Israeli companies do not carry out ICOs in Israel, but rather prefer tax considerations to carry out such issues by establishing a subsidiary abroad in a country with a softer tax regime.
In addition, recruitment in Israel is currently facing stiff restrictions that are also exposed to companies that issue real shares.
Therefore, ICO implementation in countries where there is a special framework for such issuances may be more convenient.
An example of a rigid limitation is the inability to recruit in Israel with over 35 investors, which led to the fact that, with the exception of one Israeli company, all the Israeli companies originally carried out by ICO did so outside of Israel.
Last summer, the ISA set up a special committee to examine the matter. The committee members met with law firms and with many consultants to study the field. The first model examined is actually the existing model. In other words, the PA is examining whether to fix the existing situation.
In the current model, which is based on the American model, each ICO is examined separately. If the legal interpretation of the issuing company refers to the issuance of the currency as a security then it is the same as an IPO. In such a case, all the rules applying to companies issuing shares on the stock exchange, including the filing of a detailed prospectus, will apply to the issue.
The second model is the Swiss model. According to this model, there is special legislation for companies that issue digital coins – regardless of whether the currency itself is issued or not, and if the currency allows only a purchase of a service or product, then it is not considered securities, subject to additional criteria.

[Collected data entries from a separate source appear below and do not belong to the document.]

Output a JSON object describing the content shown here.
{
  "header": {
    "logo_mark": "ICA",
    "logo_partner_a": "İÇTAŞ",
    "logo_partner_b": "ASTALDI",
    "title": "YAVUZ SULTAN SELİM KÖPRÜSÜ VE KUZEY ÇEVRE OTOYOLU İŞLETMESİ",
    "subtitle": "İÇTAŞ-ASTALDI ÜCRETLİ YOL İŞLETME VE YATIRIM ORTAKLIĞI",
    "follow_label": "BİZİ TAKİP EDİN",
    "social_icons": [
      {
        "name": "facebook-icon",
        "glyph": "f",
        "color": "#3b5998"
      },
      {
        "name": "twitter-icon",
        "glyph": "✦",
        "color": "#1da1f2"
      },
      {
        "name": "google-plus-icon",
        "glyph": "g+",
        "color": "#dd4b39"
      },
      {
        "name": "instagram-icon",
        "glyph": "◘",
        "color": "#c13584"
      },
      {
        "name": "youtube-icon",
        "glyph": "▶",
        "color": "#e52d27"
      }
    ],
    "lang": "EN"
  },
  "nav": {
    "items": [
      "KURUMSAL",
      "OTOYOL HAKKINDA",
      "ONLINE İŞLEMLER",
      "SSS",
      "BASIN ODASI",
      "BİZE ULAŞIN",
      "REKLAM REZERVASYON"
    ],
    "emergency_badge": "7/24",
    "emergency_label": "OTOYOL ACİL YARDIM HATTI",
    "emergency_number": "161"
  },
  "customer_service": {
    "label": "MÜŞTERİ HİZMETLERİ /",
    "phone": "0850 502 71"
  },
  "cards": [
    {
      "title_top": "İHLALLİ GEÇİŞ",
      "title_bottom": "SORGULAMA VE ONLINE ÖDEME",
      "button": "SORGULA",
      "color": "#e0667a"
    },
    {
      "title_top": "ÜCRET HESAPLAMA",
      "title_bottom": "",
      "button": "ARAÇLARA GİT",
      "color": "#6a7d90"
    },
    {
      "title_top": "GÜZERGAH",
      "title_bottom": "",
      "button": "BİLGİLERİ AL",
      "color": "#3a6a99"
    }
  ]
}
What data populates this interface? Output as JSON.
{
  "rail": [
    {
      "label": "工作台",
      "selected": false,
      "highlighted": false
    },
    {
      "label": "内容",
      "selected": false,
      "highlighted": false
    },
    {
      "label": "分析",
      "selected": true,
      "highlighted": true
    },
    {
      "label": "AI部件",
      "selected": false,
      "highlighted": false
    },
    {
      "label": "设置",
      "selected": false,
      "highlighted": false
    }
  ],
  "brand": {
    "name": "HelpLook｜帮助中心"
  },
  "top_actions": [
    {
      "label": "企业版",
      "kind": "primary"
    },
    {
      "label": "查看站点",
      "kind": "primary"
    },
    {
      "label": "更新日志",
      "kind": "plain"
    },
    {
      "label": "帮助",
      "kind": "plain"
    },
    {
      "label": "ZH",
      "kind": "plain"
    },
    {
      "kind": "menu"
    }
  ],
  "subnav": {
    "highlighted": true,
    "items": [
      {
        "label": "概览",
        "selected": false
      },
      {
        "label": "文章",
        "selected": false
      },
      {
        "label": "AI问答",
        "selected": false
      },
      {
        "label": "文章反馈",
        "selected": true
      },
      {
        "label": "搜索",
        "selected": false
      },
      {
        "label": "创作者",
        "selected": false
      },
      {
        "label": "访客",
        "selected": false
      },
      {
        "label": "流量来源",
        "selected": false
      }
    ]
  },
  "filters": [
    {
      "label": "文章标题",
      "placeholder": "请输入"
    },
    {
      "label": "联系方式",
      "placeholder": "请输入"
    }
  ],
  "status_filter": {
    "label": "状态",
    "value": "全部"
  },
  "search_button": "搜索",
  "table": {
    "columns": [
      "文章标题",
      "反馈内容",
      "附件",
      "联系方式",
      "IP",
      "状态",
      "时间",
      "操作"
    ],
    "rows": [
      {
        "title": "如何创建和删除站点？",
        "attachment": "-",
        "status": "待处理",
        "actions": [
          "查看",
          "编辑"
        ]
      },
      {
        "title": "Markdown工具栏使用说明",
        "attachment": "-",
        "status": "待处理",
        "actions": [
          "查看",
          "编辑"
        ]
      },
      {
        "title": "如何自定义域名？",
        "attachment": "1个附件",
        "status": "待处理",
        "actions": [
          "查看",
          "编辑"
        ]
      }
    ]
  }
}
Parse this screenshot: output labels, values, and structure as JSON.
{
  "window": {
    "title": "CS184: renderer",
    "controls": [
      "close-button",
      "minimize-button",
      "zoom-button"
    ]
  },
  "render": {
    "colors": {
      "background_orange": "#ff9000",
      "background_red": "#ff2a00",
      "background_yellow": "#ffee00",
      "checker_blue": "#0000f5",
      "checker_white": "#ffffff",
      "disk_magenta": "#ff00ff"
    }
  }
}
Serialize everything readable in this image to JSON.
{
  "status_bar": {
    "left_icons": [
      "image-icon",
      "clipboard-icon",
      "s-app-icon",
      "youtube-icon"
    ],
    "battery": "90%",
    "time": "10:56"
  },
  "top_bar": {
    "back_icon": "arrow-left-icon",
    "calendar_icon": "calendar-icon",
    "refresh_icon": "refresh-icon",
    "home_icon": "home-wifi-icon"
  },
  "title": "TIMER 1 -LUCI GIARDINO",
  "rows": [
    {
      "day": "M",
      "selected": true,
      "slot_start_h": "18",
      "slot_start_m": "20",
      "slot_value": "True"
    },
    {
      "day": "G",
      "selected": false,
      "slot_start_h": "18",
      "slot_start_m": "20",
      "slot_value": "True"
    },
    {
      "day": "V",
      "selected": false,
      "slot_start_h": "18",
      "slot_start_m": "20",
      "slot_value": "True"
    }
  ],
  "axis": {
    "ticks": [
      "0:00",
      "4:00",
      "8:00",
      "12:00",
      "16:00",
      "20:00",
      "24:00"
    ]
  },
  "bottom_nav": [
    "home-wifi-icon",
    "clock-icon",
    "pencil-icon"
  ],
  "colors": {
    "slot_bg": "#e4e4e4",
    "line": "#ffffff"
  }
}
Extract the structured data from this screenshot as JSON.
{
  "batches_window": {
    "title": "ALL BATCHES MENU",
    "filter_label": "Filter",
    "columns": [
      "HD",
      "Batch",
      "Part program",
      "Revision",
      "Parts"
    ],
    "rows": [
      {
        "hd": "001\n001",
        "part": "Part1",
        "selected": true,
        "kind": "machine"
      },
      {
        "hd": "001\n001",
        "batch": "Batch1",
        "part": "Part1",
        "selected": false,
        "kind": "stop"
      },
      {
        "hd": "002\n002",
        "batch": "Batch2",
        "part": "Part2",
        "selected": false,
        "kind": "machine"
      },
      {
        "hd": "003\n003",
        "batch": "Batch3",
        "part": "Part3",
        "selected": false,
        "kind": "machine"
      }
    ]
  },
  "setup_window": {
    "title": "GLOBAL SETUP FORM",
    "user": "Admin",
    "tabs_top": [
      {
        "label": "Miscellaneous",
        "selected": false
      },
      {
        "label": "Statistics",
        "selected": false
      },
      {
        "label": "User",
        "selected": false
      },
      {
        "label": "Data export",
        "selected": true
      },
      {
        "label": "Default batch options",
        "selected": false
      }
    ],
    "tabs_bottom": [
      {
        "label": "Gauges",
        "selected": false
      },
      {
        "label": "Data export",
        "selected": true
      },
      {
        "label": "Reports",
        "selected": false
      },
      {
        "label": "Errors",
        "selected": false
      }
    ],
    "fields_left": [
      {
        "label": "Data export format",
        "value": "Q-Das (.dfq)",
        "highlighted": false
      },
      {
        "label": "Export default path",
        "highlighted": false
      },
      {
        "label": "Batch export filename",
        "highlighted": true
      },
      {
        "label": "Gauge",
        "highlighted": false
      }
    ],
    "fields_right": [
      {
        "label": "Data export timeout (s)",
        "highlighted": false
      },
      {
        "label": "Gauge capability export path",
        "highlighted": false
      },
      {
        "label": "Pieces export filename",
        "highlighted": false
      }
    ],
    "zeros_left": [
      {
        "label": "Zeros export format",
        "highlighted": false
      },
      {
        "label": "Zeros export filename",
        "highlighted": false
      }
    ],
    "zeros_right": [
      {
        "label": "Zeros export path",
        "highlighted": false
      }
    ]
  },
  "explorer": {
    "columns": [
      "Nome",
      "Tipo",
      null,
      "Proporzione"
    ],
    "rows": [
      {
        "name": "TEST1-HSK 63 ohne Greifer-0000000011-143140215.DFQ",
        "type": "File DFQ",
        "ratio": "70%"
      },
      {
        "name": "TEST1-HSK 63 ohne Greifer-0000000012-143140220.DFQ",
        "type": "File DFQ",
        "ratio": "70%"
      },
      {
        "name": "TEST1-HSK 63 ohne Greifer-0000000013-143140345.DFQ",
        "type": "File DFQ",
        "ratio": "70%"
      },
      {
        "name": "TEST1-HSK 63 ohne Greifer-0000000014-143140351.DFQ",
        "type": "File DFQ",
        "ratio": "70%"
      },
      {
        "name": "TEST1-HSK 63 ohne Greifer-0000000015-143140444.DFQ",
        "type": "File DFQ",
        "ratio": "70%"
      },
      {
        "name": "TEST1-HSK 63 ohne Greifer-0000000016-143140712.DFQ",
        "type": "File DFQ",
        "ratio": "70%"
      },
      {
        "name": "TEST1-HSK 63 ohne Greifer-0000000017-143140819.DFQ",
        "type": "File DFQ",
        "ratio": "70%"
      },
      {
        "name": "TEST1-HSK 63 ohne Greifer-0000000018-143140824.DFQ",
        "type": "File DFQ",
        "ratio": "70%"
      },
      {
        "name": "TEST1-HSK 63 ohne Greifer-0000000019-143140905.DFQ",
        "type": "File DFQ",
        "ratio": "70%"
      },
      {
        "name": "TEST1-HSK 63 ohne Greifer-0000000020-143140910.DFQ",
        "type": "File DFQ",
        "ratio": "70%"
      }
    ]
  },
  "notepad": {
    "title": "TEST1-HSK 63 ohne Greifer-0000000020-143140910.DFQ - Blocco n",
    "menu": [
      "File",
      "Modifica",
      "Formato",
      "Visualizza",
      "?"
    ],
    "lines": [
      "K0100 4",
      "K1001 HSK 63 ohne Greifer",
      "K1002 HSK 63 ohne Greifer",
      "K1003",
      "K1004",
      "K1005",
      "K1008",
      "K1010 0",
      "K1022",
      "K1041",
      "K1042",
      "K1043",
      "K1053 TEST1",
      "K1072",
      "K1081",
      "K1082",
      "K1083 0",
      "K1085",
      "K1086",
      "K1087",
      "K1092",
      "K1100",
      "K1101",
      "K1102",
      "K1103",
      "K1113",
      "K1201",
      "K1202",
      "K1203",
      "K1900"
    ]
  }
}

If the issued currency confers rights, such as voting rights, it is considered securities, but Swiss legislation in general ignores the question of whether the issued currency is securities or not, but simply refers to raising capital through the issue of any digital currency.
“Protects the public more”
The third model is the fundraising model. The model includes raising funds from the public while limiting the total amount and limiting the amount of investment by each investor. The issue of the digital currency is considered a security issue, according to Shaul Aderet of the law firm of Shablat, head of Blockchine and smart contracts, “In this model, a much smaller prospectus should be submitted. Protecting the public and on the other hand greater freedom for the issuing company in terms of compliance with regulation, preparation of a much smaller prospectus. According to him, “the spirit of the Securities Authority is now blowing towards a model of mass financing.”
The Securities Authority did not comment on the matter.